There are plenty of ways to achieve this, for example, making the UI as simple as possible. It’s a good idea to create additional learning materials for anyone interested in getting to know about the app and its final capabilities. Another way is to let people from all of the client-departments participate in the testing process…which takes us to the next part.
It’s not just about testing, it’s also about the development process. It’s not important if you’re a developer who’s working on the app or the business which ordered the app in the first place –insist on direct user involvement during the process. It’s essential to forget about the documentation for a second.
There’s no better feedback than the information that you’re getting from the actual users, plus, it’s cheap. However, you should keep one thing in mind: these people also have to be prepared for the involvement.
There are a couple of things you can do to facilitate that:
- Make sure that a person is motivated to provide feedback
- Make sure that the person understands the basic feedback that they’re required to provide
- Make sure that they are an experienced representative for that specific department
Function Over Form
Remember that an enterprise app is there for one simple but all-encompassing task – to get things done. In many cases it’s not about selling and that’s why you have to make sure that the app’s functionality is polished and solidified for one single purpose – business efficiency.
There are plenty of things that you can do to achieve this, apart from creating detailed documentation, a business plan, a budget, etc. For example, creating a simple chatbot within the app to help users navigate and learn about its features might be a good way of delivering extra functionality. Remember that the existence of the app is not the goal in this process. It’s simply a tool required to reach the ultimate goal, which is a better business pipeline through mobility and efficiency.
An App is not a Site
A proper business app has to augment work – the keyword being ‘augment’– an app is not there to replace a website and its backend.
If you’re thinking about an app that functions on the same level as your site, then you’re missing the whole idea of apps and how they work. Apps are there to simplify processes, they’re not there to “do the same stuff that the site does, but on a smartphone”.
This is why context matters!
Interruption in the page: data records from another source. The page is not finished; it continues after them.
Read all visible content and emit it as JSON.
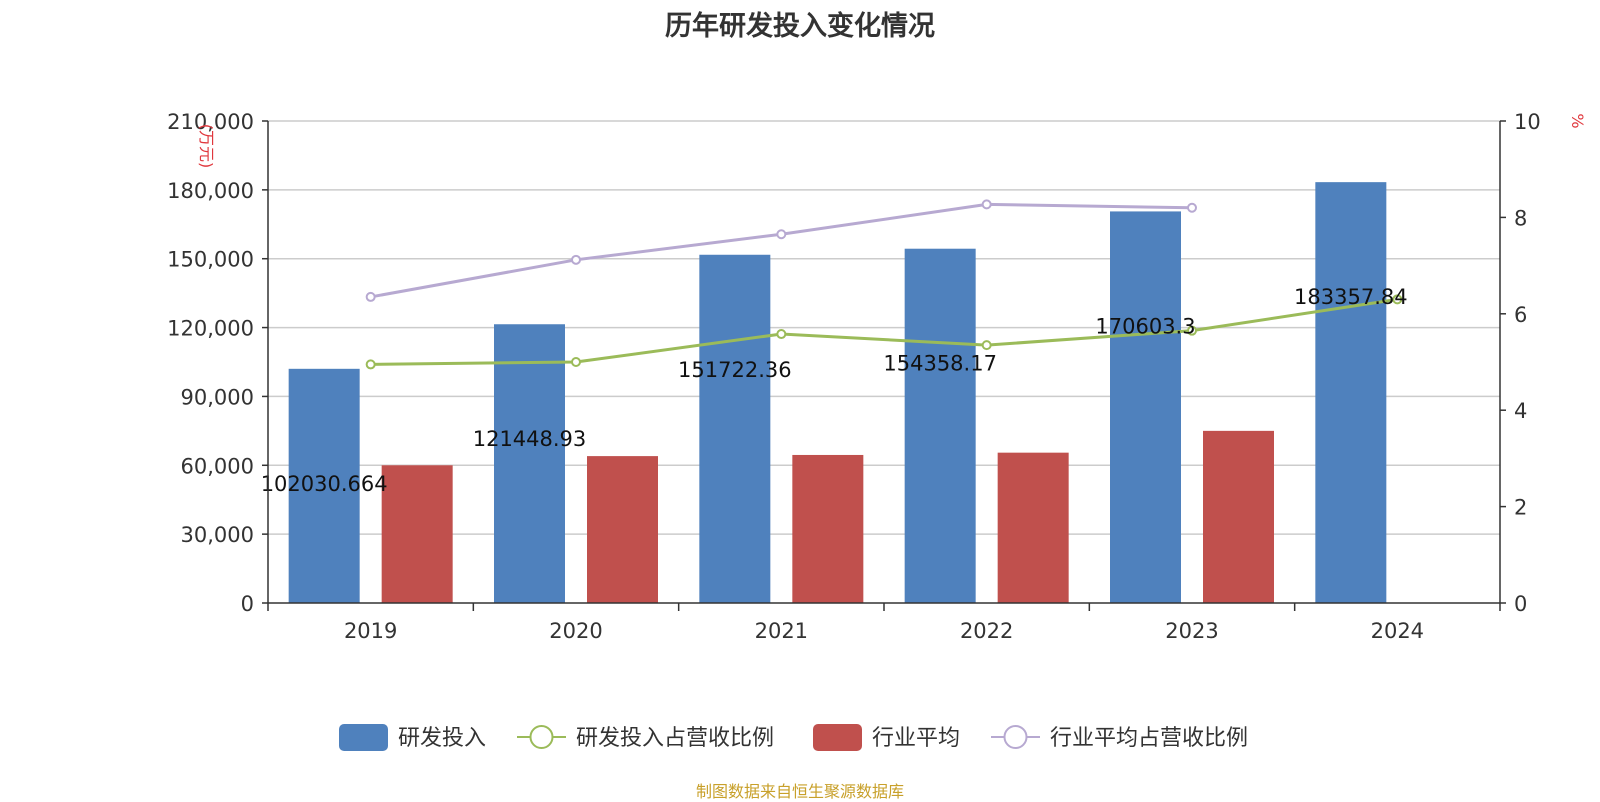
{
  "title": "历年研发投入变化情况",
  "source": "制图数据来自恒生聚源数据库",
  "colors": {
    "rd": "#4f81bd",
    "rd_ratio": "#9bbb59",
    "industry": "#c0504d",
    "industry_ratio": "#b7a9d1",
    "grid": "#cccccc",
    "axis": "#333333",
    "unit": "#e0383e"
  },
  "chart_data": {
    "type": "bar",
    "title": "历年研发投入变化情况",
    "categories": [
      "2019",
      "2020",
      "2021",
      "2022",
      "2023",
      "2024"
    ],
    "left_axis": {
      "unit": "(万元)",
      "range": [
        0,
        210000
      ],
      "ticks": [
        0,
        30000,
        60000,
        90000,
        120000,
        150000,
        180000,
        210000
      ],
      "tick_labels": [
        "0",
        "30,000",
        "60,000",
        "90,000",
        "120,000",
        "150,000",
        "180,000",
        "210,000"
      ]
    },
    "right_axis": {
      "unit": "%",
      "range": [
        0,
        10
      ],
      "ticks": [
        0,
        2,
        4,
        6,
        8,
        10
      ],
      "tick_labels": [
        "0",
        "2",
        "4",
        "6",
        "8",
        "10"
      ]
    },
    "series": [
      {
        "name": "研发投入",
        "type": "bar",
        "axis": "left",
        "values": [
          102030.664,
          121448.93,
          151722.36,
          154358.17,
          170603.3,
          183357.84
        ],
        "labels": [
          "102030.664",
          "121448.93",
          "151722.36",
          "154358.17",
          "170603.3",
          "183357.84"
        ]
      },
      {
        "name": "研发投入占营收比例",
        "type": "line",
        "axis": "right",
        "values": [
          4.95,
          5.0,
          5.58,
          5.35,
          5.65,
          6.3
        ]
      },
      {
        "name": "行业平均",
        "type": "bar",
        "axis": "left",
        "values": [
          60000,
          64000,
          64500,
          65500,
          75000,
          null
        ]
      },
      {
        "name": "行业平均占营收比例",
        "type": "line",
        "axis": "right",
        "values": [
          6.35,
          7.12,
          7.65,
          8.27,
          8.2,
          null
        ]
      }
    ],
    "legend": {
      "position": "bottom",
      "items": [
        "研发投入",
        "研发投入占营收比例",
        "行业平均",
        "行业平均占营收比例"
      ]
    },
    "grid": true
  }
}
You don’t have to hold the apps to the same quality standards as your site, specifically because the app won’t be able to perform the full range of functions that your website does.
A growing enterprise is an ever-changing machine, which might even pivot at some point. And this means that the functionality of the app might, in an instant, become obsolete.
That’s why building a robust API ecosystem that can actually adjust to the changing business environment is a very smart idea. You want to have a system that doesn’t simply connect to the tools that a company already uses, but also a system that will connect to the tools a company will need in the future.
It’s easier to build it this way than to re-build or meddle with your app every time a new, important third-party integration is required. This idea has a certain following in the tech world and is now called APi-first development.
Imagine that you have a 1,000 employees: can you guarantee that all of their devices are 100% secure, 100% of the time? Probably not. That’s why security has to be one of the basic cornerstones of the future app. It has to ooze from every menu, every action prompt and every interface. Apart from going all in with app security, there are tons of really basic things that you can do in order to lower the risk. For example, allow only high level employees within a department to install the app.
We hope that these tips will help you build or envision the perfect enterprise mobile app.